In the current session, the 535 members of the U.S. House and Senate spoke to the public from a low of a sixth-grade level to about 16th (a college senior). By comparison, the U.S. Constitution is written at a 17.8 grade level.
The nation is said to speak, read and write at an eighth to ninth-grade average. The test, called the Flesch-Kincaid Grade Level, uses sentence length and the number of syllables in words to judge language complexity. It isn't assessing the quality of the ideas. The group also analyzed politicians' uses of "SAT words," multisyllabic words that bedevil high-school test takers. Murray's speeches are classed up with SAT words at nearly twice the rate of any other member of the Washington congressional delegation. Her speeches this session were delivered at a 12th-grade linguistic level -- two grades higher than the congressional average, and four grades above the complexity of Ann Coulter's column that called Murray the stupidest person in America.
Dunce cap vs. mortar board
Rep. Norm Dicks, D-Bremerton, has been speechifying at only a ninth-grade level this session, the lowest of the local delegation. But dating to 1996 he's averaged an 11th-grade level and he's retiring, so give him a break. (U.S. Rep. Jaime Herrera Beutler, R-Camas, was scored at a 9.4 grade level.) The highest in the delegation? Former Rep. Jay Inslee, who spoke at a 12.5 grade level before stepping down to run for governor. And Sen. Maria Cantwell this session has spoken at the level of a high-school senior, the same as Murray.

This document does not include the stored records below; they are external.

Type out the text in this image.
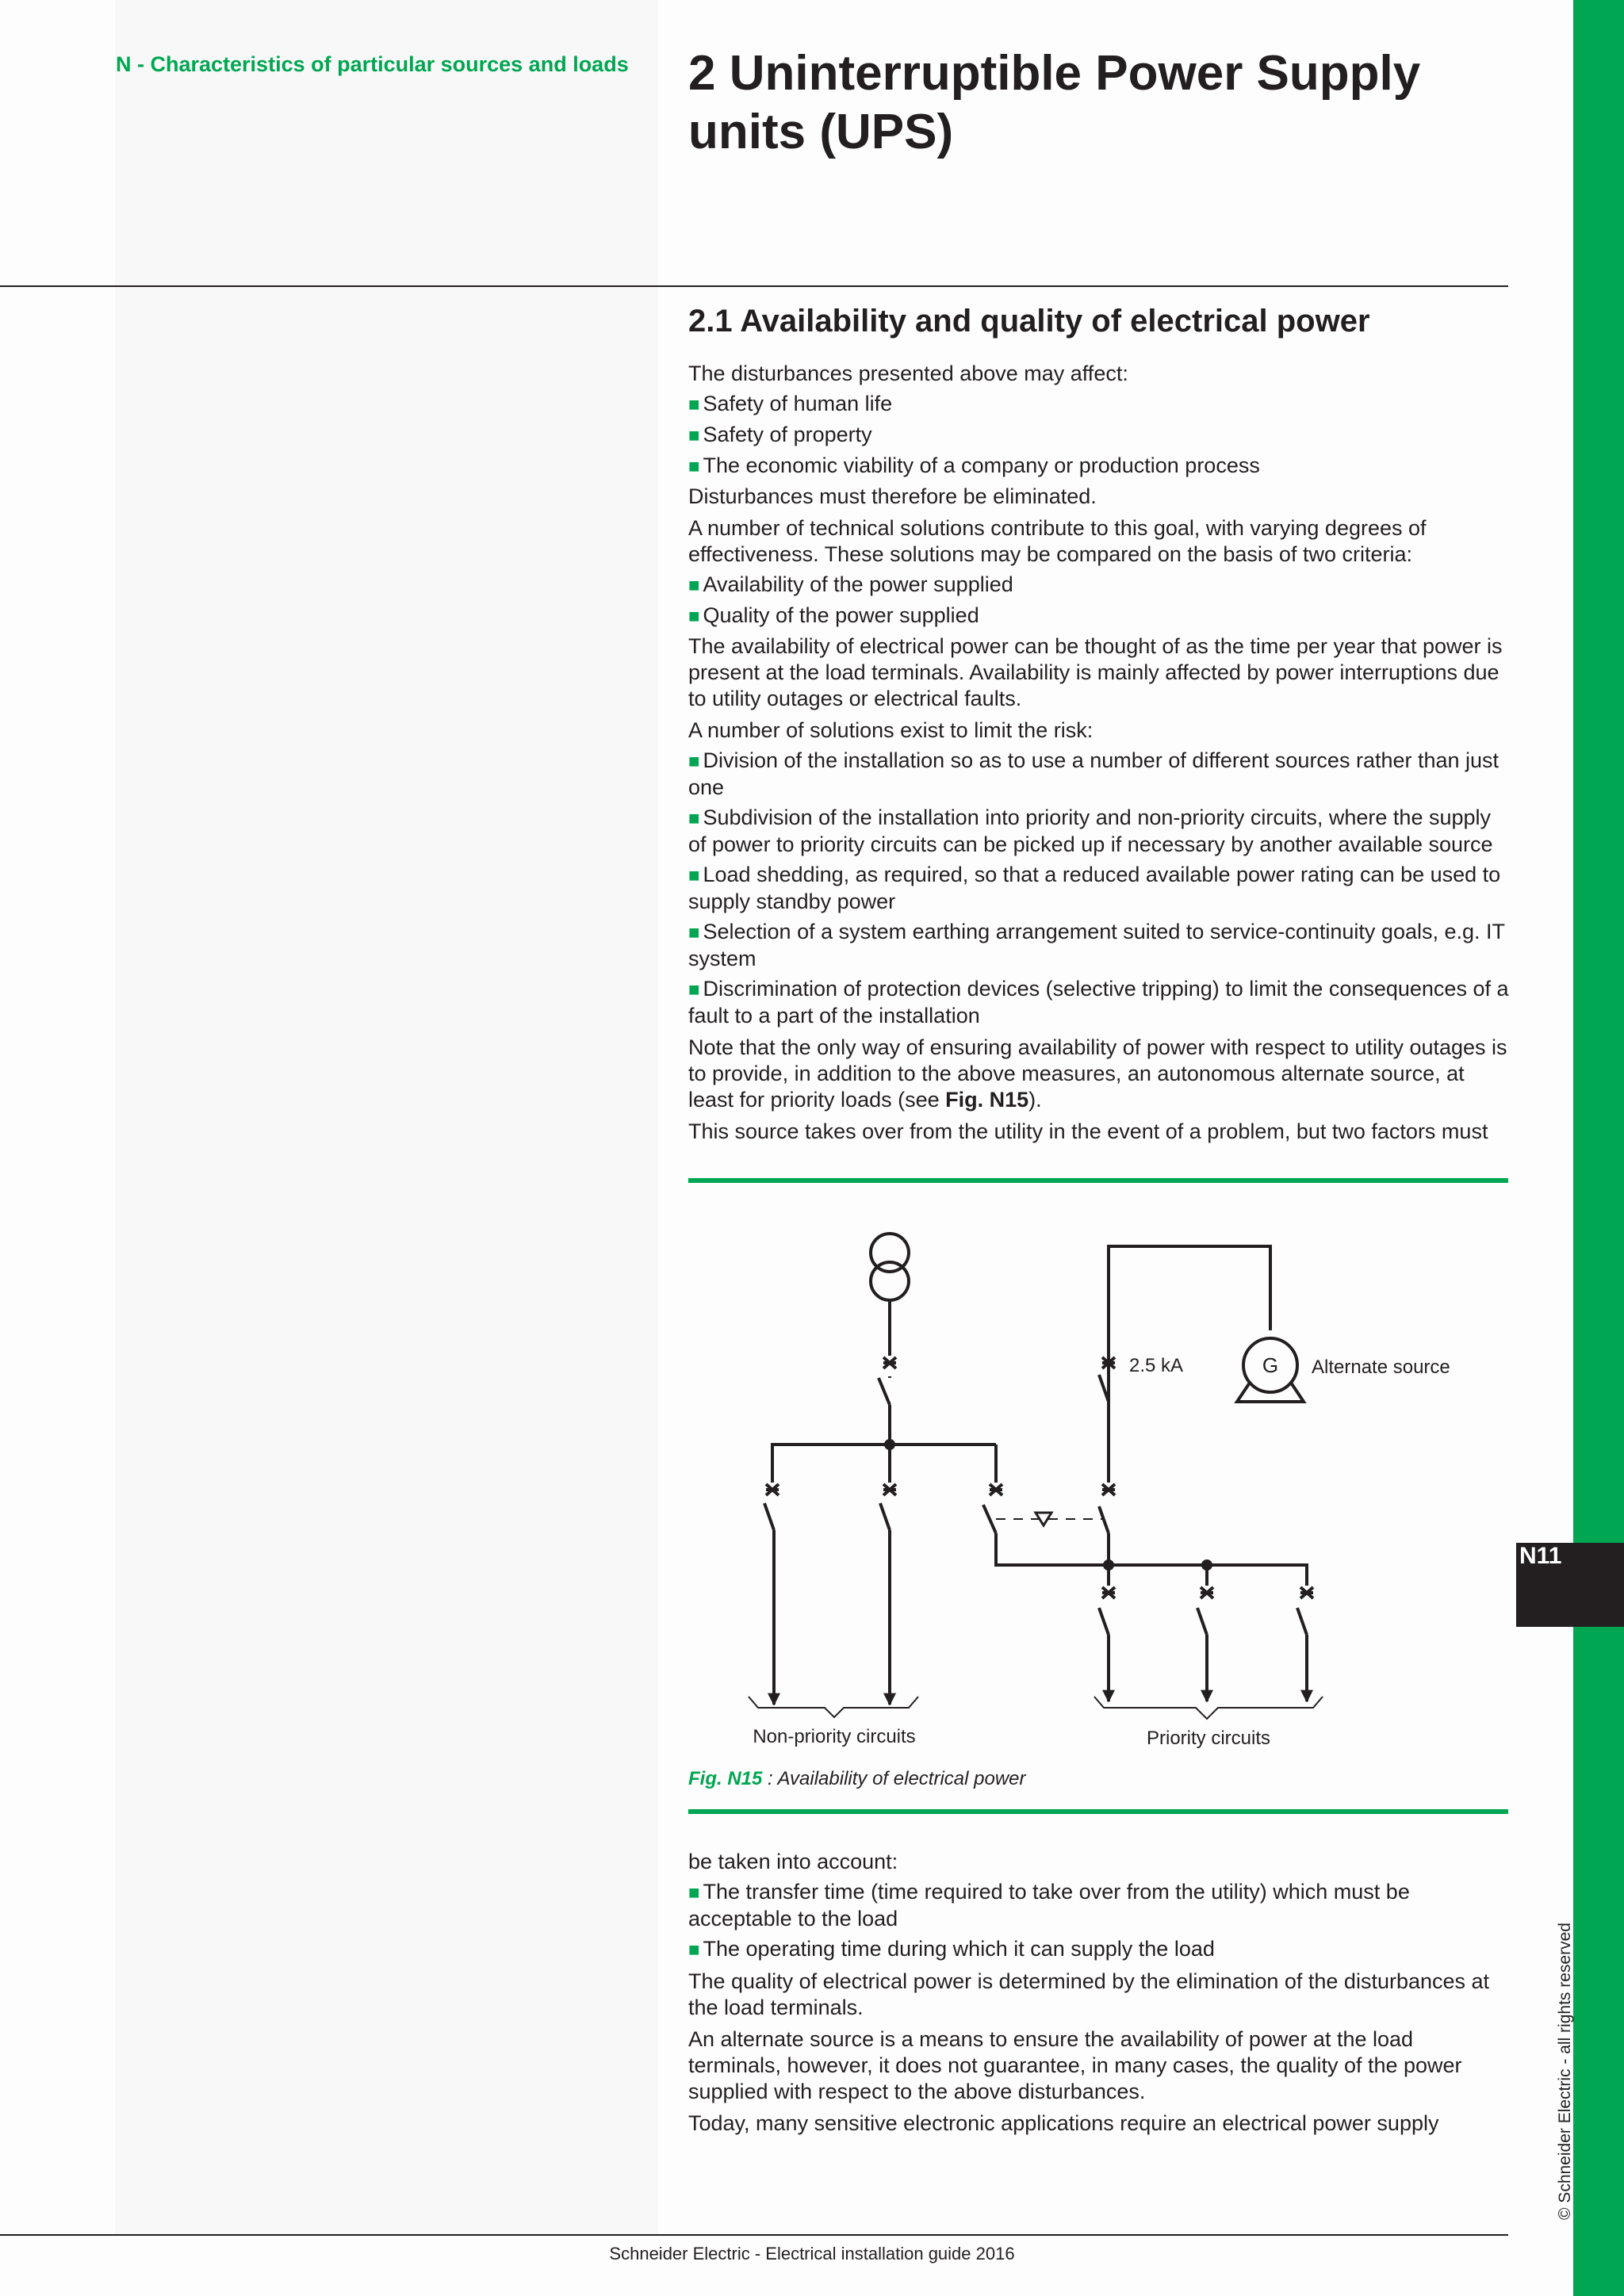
N11
N - Characteristics of particular sources and loads 2 Uninterruptible Power Supply units (UPS)
2.1 Availability and quality of electrical power

The disturbances presented above may affect:

■ Safety of human life

■ Safety of property

■ The economic viability of a company or production process

Disturbances must therefore be eliminated.

A number of technical solutions contribute to this goal, with varying degrees of effectiveness. These solutions may be compared on the basis of two criteria:

■ Availability of the power supplied

■ Quality of the power supplied

The availability of electrical power can be thought of as the time per year that power is present at the load terminals. Availability is mainly affected by power interruptions due to utility outages or electrical faults.

A number of solutions exist to limit the risk:

■ Division of the installation so as to use a number of different sources rather than just one

■ Subdivision of the installation into priority and non-priority circuits, where the supply of power to priority circuits can be picked up if necessary by another available source

■ Load shedding, as required, so that a reduced available power rating can be used to supply standby power

■ Selection of a system earthing arrangement suited to service-continuity goals, e.g. IT system

■ Discrimination of protection devices (selective tripping) to limit the consequences of a fault to a part of the installation

Note that the only way of ensuring availability of power with respect to utility outages is to provide, in addition to the above measures, an autonomous alternate source, at least for priority loads (see Fig. N15).

This source takes over from the utility in the event of a problem, but two factors must

2.5 kA	G Alternate source
Non-priority circuits	Priority circuits

Fig. N15 : Availability of electrical power

be taken into account:

■ The transfer time (time required to take over from the utility) which must be acceptable to the load

■ The operating time during which it can supply the load

The quality of electrical power is determined by the elimination of the disturbances at the load terminals.

An alternate source is a means to ensure the availability of power at the load terminals, however, it does not guarantee, in many cases, the quality of the power supplied with respect to the above disturbances.

Today, many sensitive electronic applications require an electrical power supply	© Schneider Electric - all rights reserved

Schneider Electric - Electrical installation guide 2016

So is Murray an intellect to whom Coulter owes an apology? Don't ask me. This column doesn't even read at an eighth-grade level and I had to strain to pump it up that high. (You can score your own writings, and those of your enemies, at readabilityformulas.com.) But when the University of Minnesota analyzed one of President Obama's State of the Union speeches and found it was written at an eighth-grade level (six grades below JFK's State of the Union in 1961), Fox News ran the story alongside a photo of a kid in a dunce cap. Think they'll now pose Murray in a mortarboard? Nobody's dumb enough to wait around for that.